I'm looking for some book recommendations, video lectures, tutorials or anything that can help me learn SAS.
I found the UCLA website extremely useful, particularly for some of the modeling related tasks that you mention.
I started with "The Little SAS book". It is now in its fifth edition.
Getting started with SAS is easy with The Little SAS Book.
One of its main feature is that each topic is presented in a self-contained two-page layout: one page with the "theory" and one page with an example.
You can have a look at the table of contents and at a sample of pages via the link above.
Another interesting possibility: SAS Global Certification program.
If you have some background in statistics already, and just want to be able to transition to doing things in SAS that you can do elsewhere, Der & Everitt's Handbook of Statistical Analysis Using SAS is nice. It's short, simple, fast, and relatively inexpensive. Note however, that it won't really teach you statistics if you don't know it already. Neither will it really turn you into a SAS programming expert. It's best seen as a quick way to transition to SAS, in my opinion.
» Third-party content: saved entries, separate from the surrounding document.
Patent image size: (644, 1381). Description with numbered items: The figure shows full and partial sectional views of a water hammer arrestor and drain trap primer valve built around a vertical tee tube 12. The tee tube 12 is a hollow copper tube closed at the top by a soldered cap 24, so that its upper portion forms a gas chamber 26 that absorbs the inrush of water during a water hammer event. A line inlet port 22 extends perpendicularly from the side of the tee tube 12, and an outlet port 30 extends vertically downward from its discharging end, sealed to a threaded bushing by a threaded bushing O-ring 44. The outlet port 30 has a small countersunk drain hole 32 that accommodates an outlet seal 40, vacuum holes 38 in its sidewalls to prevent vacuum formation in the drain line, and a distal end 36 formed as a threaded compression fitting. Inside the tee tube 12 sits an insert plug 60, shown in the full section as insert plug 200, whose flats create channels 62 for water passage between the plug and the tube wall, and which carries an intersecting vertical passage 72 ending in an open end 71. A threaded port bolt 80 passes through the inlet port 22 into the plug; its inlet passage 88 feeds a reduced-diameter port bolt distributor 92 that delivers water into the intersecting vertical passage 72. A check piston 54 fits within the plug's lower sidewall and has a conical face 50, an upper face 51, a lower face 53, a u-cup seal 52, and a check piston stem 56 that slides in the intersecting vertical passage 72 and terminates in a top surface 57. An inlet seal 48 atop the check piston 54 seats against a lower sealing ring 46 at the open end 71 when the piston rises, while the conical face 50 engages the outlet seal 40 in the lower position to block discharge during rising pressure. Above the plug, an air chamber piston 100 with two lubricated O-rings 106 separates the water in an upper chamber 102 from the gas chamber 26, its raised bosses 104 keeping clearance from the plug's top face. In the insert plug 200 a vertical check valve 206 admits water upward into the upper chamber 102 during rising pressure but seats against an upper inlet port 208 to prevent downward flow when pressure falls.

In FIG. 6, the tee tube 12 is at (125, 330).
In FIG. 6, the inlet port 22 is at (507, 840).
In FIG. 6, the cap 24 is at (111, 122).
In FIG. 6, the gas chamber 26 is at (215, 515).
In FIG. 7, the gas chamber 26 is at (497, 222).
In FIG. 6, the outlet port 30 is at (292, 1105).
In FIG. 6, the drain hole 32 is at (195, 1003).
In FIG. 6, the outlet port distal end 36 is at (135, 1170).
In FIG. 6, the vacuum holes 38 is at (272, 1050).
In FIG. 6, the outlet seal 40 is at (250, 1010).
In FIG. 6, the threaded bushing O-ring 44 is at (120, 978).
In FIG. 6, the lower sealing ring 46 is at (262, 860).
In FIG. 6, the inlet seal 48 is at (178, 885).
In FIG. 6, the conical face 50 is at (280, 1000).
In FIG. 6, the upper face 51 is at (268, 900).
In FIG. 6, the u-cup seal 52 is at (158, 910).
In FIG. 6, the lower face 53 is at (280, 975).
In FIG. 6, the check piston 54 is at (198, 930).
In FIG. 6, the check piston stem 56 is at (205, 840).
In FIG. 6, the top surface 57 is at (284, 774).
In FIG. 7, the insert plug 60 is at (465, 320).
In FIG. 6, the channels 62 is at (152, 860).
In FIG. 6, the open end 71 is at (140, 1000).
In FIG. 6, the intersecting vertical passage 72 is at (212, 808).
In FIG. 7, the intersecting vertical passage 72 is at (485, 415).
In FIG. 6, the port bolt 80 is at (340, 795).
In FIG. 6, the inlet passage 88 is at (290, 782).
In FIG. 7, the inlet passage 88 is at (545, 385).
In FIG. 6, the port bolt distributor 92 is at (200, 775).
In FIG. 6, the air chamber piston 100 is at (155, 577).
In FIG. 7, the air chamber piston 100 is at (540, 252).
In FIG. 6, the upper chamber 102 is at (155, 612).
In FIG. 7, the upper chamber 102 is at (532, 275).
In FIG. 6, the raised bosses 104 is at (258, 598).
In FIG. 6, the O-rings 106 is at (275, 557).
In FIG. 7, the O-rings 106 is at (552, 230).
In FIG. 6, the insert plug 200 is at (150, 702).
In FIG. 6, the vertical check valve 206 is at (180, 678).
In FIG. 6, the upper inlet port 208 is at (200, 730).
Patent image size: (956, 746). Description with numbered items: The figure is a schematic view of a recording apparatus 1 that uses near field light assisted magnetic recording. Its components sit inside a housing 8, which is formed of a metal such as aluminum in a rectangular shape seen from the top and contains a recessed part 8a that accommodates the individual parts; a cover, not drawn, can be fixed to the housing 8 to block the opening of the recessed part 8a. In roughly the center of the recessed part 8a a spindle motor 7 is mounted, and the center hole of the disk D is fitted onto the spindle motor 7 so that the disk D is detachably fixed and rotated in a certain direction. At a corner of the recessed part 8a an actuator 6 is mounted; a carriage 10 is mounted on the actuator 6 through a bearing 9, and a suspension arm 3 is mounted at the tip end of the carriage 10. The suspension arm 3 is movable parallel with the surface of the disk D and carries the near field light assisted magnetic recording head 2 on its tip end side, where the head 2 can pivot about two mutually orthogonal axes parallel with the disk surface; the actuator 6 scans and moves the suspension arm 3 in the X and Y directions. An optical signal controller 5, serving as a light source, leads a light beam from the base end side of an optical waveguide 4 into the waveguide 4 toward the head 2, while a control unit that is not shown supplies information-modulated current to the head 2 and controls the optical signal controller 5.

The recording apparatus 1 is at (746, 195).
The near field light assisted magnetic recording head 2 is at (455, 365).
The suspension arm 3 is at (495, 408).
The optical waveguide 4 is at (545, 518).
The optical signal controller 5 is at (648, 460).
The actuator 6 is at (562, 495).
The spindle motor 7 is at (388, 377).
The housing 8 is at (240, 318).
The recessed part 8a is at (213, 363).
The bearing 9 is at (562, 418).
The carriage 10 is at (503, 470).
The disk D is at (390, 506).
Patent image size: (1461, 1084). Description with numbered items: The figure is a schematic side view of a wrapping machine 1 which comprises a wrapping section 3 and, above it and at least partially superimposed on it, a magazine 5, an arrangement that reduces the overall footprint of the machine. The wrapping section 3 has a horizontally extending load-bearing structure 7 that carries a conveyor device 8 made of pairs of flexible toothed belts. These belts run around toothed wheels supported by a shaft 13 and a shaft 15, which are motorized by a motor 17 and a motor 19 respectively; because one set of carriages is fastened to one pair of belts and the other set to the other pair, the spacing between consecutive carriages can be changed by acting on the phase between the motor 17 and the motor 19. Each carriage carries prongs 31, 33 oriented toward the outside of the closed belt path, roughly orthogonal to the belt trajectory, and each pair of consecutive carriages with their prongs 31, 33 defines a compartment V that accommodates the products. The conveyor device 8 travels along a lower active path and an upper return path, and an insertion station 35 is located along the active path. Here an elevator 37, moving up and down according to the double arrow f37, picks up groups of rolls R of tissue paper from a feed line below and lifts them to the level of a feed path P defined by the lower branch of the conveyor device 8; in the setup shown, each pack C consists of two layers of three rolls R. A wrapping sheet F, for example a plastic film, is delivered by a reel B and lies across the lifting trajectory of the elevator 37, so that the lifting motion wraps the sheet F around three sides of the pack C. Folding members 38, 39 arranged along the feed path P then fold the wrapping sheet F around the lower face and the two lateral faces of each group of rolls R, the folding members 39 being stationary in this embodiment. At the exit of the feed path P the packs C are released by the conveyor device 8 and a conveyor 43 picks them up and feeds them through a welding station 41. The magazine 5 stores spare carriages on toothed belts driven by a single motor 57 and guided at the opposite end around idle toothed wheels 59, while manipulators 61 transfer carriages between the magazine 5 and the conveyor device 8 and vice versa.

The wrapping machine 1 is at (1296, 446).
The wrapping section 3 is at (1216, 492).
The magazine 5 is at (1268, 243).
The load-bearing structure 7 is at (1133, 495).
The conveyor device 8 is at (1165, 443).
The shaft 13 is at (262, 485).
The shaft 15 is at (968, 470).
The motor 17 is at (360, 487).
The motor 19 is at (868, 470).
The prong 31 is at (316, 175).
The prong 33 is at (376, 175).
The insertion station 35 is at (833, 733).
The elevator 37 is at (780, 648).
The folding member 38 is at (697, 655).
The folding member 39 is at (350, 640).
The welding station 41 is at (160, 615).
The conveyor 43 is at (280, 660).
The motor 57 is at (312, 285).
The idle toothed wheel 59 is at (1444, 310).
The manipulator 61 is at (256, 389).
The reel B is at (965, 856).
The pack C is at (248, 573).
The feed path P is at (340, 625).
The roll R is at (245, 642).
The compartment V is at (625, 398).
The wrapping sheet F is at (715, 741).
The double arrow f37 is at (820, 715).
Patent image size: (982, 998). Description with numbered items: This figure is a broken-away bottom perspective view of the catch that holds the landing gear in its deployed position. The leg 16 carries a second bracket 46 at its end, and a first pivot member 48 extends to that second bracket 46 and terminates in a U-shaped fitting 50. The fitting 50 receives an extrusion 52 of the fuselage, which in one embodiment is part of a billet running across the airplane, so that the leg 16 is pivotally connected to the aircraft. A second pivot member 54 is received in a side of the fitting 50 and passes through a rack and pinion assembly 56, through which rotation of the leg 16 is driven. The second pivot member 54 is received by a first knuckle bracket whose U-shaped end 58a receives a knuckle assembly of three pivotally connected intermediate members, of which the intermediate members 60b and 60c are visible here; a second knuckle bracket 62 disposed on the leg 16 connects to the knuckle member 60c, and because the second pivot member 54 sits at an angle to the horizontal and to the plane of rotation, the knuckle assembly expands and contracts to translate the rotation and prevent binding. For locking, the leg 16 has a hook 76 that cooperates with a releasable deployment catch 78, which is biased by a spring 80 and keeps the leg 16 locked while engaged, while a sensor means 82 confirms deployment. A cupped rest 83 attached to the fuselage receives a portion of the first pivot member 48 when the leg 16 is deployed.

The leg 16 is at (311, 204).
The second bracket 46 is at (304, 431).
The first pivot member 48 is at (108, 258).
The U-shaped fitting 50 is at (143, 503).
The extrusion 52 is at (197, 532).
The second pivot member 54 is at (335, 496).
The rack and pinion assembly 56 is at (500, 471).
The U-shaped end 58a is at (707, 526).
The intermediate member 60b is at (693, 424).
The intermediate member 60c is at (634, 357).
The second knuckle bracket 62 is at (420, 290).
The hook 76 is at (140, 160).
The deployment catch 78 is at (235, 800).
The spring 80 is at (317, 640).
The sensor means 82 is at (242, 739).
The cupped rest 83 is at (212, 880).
But, in conjunction with the Little SAS Book, you can very quickly get to the point where you can function in SAS, and begin to move forward on your own.
Based on your comment regarding your objectives, I would likely use a combination of these three resources:
- The Little SAS Book: An excellent primer for basic SAS syntax, data handling, etc.
- The SAS documentation for some missing data techniques like Multiple Imputation, as well as some of the various PDFs of papers presented at places like NESUG. This one, for example, in J. Statistical Software.
- Categorical Data Analysis Using the SAS System: A decent treatment of both the code and the statistical underpinnings for things like logistic regression. Alternately Logistic Regression Using the SAS System could also work - I haven't read it, but Paul Allison's survival analysis text is outstanding.